(This blog was originally published on September 5, 2016 on Bold.Global)
In the last several months three major players in the Obamacare exchanges have publicly reported millions of dollars in losses and have made plans to either pull out completely (or significantly decrease participation) in the ACA insurance exchanges. Humana, United and Aetna account for the majority of the policies written under the affordable care act and will no longer be participating in open enrollment in 2017. All three insurers have cited overwhelming losses and a responsibility to their shareholders at the motivation for the change. The mass exodus of larger insurers has created a situation where nearly 1/3 of the individual counties in the United States will have only ONE choice in the exchange—effectively creating monopolies for these insurers. The insurers that remain are already asking for substantial premium increases—in some areas premiums may rise nearly 40%. In an effort to cut costs even further, those insurers that remain are negotiating contracts with healthcare systems that will accept rock bottom reimbursements. Many major healthcare systems are not able to participate in the exchanges. This has left many Obamacare participants with very narrow “in network” choices and some areas are faced with only ONE healthcare system and its affiliated physicians. By limiting the network choices, the insurers are able to better control costs due to the fact that more expensive physicians and hospitals can be left out. When an insurer contracts with a particular hospital system and affiliated physicians, they are able to require referrals for specialists and the often offer incentives to primary care doctors for limiting costs (with no measure of quality).

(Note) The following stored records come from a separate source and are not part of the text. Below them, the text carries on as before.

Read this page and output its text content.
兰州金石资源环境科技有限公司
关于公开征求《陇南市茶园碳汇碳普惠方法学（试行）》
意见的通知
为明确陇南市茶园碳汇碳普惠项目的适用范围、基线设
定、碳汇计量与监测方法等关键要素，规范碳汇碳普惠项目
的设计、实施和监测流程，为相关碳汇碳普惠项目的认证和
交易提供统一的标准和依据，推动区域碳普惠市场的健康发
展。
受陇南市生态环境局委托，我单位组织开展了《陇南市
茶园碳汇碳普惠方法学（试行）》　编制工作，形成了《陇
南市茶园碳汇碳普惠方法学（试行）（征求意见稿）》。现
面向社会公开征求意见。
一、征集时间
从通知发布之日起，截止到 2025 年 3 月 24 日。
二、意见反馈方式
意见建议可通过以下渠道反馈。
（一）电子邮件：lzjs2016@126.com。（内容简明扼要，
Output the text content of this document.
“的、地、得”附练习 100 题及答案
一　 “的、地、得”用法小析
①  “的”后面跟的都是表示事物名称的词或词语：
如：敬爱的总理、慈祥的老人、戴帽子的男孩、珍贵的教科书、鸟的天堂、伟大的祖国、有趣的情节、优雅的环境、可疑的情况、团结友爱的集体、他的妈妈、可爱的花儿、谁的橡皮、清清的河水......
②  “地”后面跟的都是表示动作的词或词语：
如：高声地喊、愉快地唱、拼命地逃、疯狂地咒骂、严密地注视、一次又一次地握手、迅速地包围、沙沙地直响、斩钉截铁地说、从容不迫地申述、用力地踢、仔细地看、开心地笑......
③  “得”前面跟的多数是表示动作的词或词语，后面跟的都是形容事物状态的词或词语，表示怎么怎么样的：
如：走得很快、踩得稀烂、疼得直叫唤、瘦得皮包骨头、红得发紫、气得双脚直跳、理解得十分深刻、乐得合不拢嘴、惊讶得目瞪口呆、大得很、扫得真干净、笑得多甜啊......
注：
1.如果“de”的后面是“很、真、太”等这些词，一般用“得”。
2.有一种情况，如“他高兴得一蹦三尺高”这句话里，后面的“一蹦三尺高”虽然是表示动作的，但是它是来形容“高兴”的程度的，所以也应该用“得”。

What is the obvious Fallout from NO competition??
- Diminished Choice
As mentioned above, the remaining insurers must cut costs. The ACA exchanges have been flooded with older, sicker patients that require more care and create a higher cost burden. In order to manage these costs, insurers are negotiating contracts with single healthcare organizations in an effort to limit costs. These contracts will eliminate choice for most of those insured through the ACA. There is a shift towards HMO style plans and there are now fewer PPO (Preferred Provider Organization) options. PPOs allow patients to make choices in providers and HMOs typically have far fewer choices. In many states, there are no PPO choices—overall 15% of customers will have NO PPO to choose from. As you may expect, the profit margins for HMOs tend to be much higher for the insurers. In 2016, HMOs represented 65% of all ACA plan choices. Non HMO plans tend to have higher premiums and are subject to more frequent and more significant premium increases as these insurers accumulate sicker, more expensive customers.
- Less Quality
Whenever there is a lack of competition, quality tends to suffer—no matter what the industry—and Medicine is not immune. Cost cutting measures and incentives for physicians to “do less” can result in a lower quality of care. For the most part, insurance companies are not concerned with the health of the insured—they are focused on the cost and the risk. In an ideal world, medicine would focus on prevention rather than treatment. However, many insurers do not cover important preventative tests and prescription drugs that are designed to modify risk.
- Increased Cost
Insurance companies are “for profit” businesses with shareholders to which they must answer. The job of the insurance executives is to maximize profits and minimize risk—Do not be fooled, insurance companies do not care about the well being of their customers. When insurance companies such as those who are taking losses in the exchanges find that their bottom line is negatively affected, they quickly raise rates, increase co-pays and raise deductibles.
- Less Access
As insurers limit their networks, patients will find that they have less access. When exchanges only offer one choice of hospital system and affiliated physician groups, patients will have difficulty finding a primary care doctor or may experience waiting lists to see specialists. Ultimately, patients will be separated from their long time physicians (unless they are lucky enough to find that they remain in network). Many physicians will ultimately retire or choose not to participate in the exchanges due to lower reimbursement rates—in some cases the exchanges reimburse at rates lower than Medicare and Medicaid—which are already 30% lower than private insurance rates. Major academic medical centers—such as UCLA and Northwestern for example—and countless others, are not participating in the exchanges due to reimbursement concerns. Academic centers often have cutting edge therapies and experimental protocols for cancer and other devastating diseases. Because of network and cost containment issues, those insured by the ACA will not have access to this type of care.
WHAT needs to be done?
It is clear that the ACA is NOT working. While we have millions of newly insured Americans, many of these newly insured remain effectively “uninsured” due to the inability to meet deductibles, and the limited access to care. It is vital that we insure all Americans—but we must do so in a way that preserves patient choice and helps improve quality of care—all while being fiscally responsible. We must work to better regulate insurers and make sure that the focus of care pivots to PREVENTION in the next decade. Physicians should be measured on how well they PREVENT disease as well as how well they TREAT disease with the highest quality care. We must also require individual accountability for patients. Those that make healthy lifestyle choices should be rewarded with lower premiums. Those that choose to continue high risk behaviors—smoking, poor diet, etc—should pay more.
Ultimately, Congress will have a choice in 2017. They can either bail out a broken ACA by pouring more good money after bad—OR—they can actually legislate and reform the law, making it more effective for all parties—insurers, patients and physicians.